Таков племенной источник пессимизма, который можно назвать подавленностью личности. Личный же элемент заключается, по мнению Циона, в том, что, вступив в свет, Толстой как глубокий и проницательный психолог должен был сделать неутешительные наблюдения над действительностью. Чем ближе знакомился он с каким-нибудь кружком общества, тем неприятнее были его впечатления. Полной гармонии жизни, которой требовала его душа, он не встречал нигде, да ее и нет на свете. Таким образом, Толстой стал жертвою своей несравненной проницательности, своего удивительного дара наблюдения. С юных лет он уже смотрит разочарованным, испытывает отвращение к обществу и жизни. Не питая того благодушного презрения, которое “спасает от меланхолии иных разочарованных людей, он отдается пессимизму”…

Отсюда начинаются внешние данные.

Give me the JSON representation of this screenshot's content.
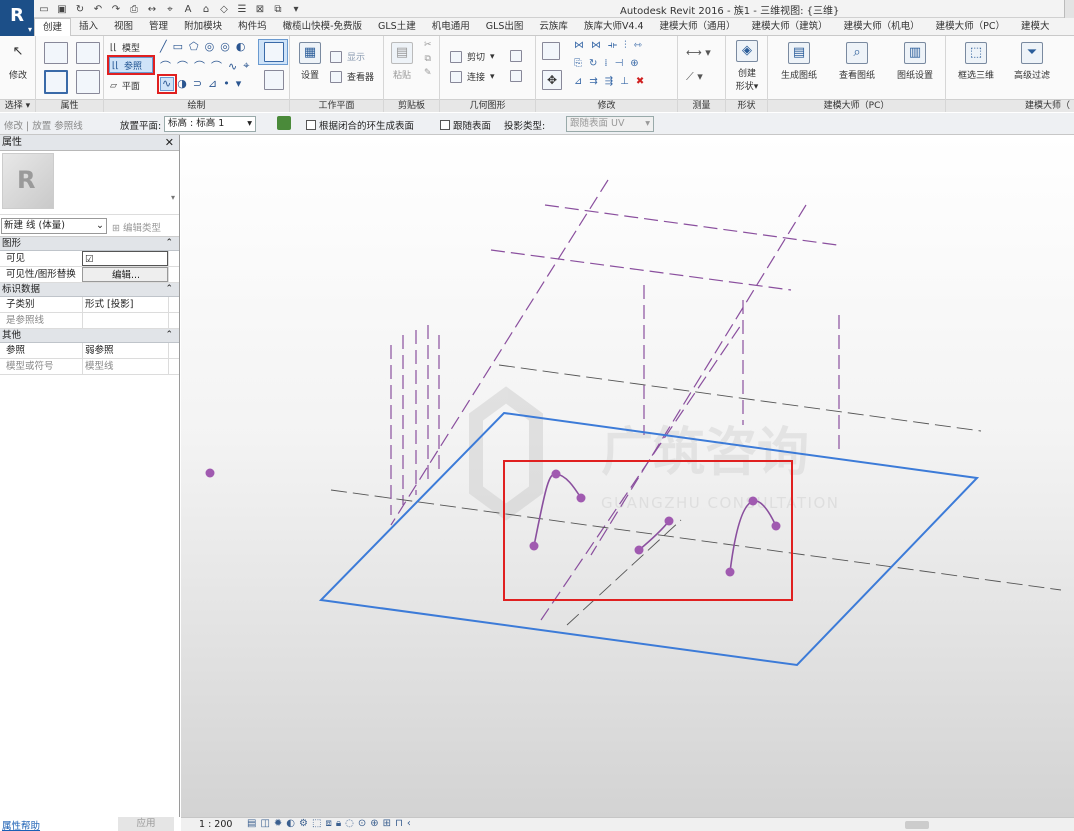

Я бы хотел отметить и еще один элемент пессимизма Толстого – его пресыщение жизнью, отчасти по наследству полученное, отчасти благоприобретенное. Впрочем, сам Цион намекает на это, говоря:

“Толстой творит легко. Чувствуется при чтении его произведений, что образцовые страницы в них вышли из головы писателя во всей своей красе, совершенно законченными, и не нуждаются ни в какой ретуши. К столь счастливому дару присоединяется редкое счастье, с самого начала своих литературных дебютов, быть понятым, оцененным и выдвинутым на видное место… Толстого осыпают похвалами, лестными отзывами. Какое же влияние должен иметь на него этот успех?

“Исповедь” повествует об этом откровенно и с безусловной искренностью. Он презирает критику и своих читателей именно за то удивление, каким его награждают, и он не без презрения относится к своим творениям. Не изменяя своей прямоте, своей честности, он приходит к мысли, что он крадет деньги у публики, что его состояние приобретено бесчестно, что он – лишний тунеядец, подобно прочим своим современникам. С непреклонною логикою, свойственной его расе, он весьма скоро убеждается, что ручной труд – единственно честный, единственно достойный человека, и, решившись “идти в народ”, наш писатель одевается “мужиком” и идет работать на поле”.

Разве не это же пресыщение, вызванное миллионами, праздной, легкой жизнью, праздной красавицей женой, заставило Пьера Безухова почувствовать особенную прелесть голода, холода, жажды и вшей… даже вшей?… Излишек радости и излишек страданий всегда влекут к недовольству и отвращению от жизни.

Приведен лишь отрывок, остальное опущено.